The new pickle format was a requirement for the in-memory savings, or it would have been avoided. The big difference was using __slots__, which is only available on new-style classes (those having object as a base class). DateTime 2 was still an old-style class. The move from old-style to new-style class itself changed the pickle representation, at which point more optimizations could be done just as well.
Deliverables
DateTime 3 has complete unit tests for the new pickle format and the general DateTime APIs. These should suffice in addition to all existing Plone tests.
The actual DateTime 3 code is long written and released. All the DateTime API's stay the same, so there's no impact on developer API's. The changes are only to internal data structures, so no documentation needs to be updated and there's no impact on translation files.
A new DateTime 2.12.7 release has been made, which includes code to read the new DateTime 3 pickle format.
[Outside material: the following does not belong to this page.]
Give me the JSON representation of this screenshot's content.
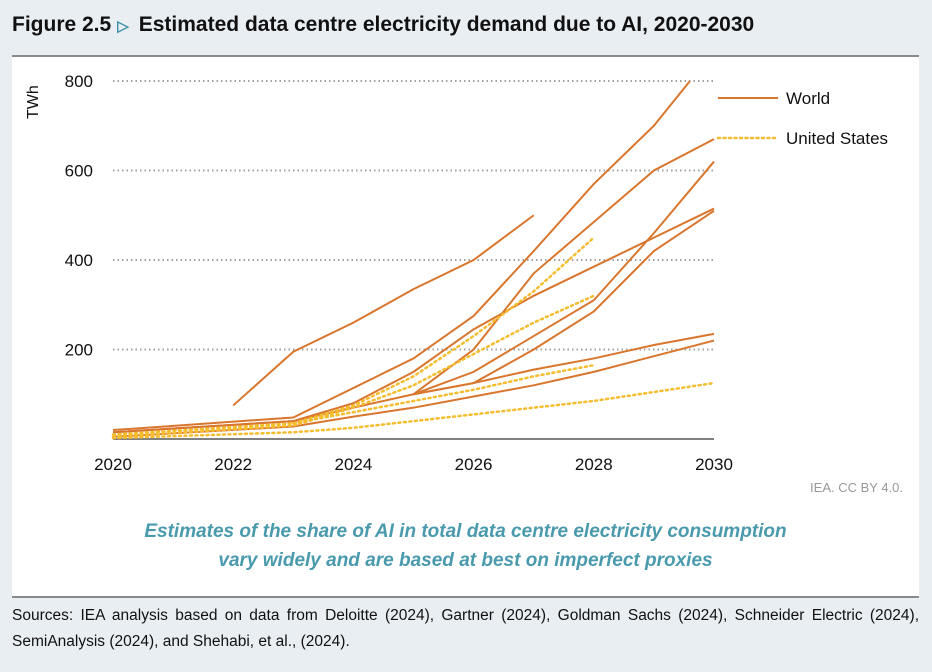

If any major issues arise after an upgrade to DateTime 3, one can easily downgrade to 2.12.7 and all data will be read and converted back to the old format.
Risks
The only risk I could think of was the lack of a downgrade path, which has been addressed with the 2.12.7 release.
Participants
Hanno Schlichting (hannosch)
Progress
All work is done, except updating Plone's versions.cfg.
References
http://pypi.python.org/pypi/DateTime/3.0#changelog http://plone.293351.n2.nabble.com/DateTime-3-improvements-td6344213.html
Change History
comment:2 Changed 4 years ago by davisagli
- Description modified (diff)
I am seconding this one. We are using DateTime 3.0 on our largest site (Plone 4.2) and saw a significant decrease in RAM use when we introduced it. We haven't seen any side effects, and the addition of a downgrade path removes my last concern about it. +1; let's make this happen.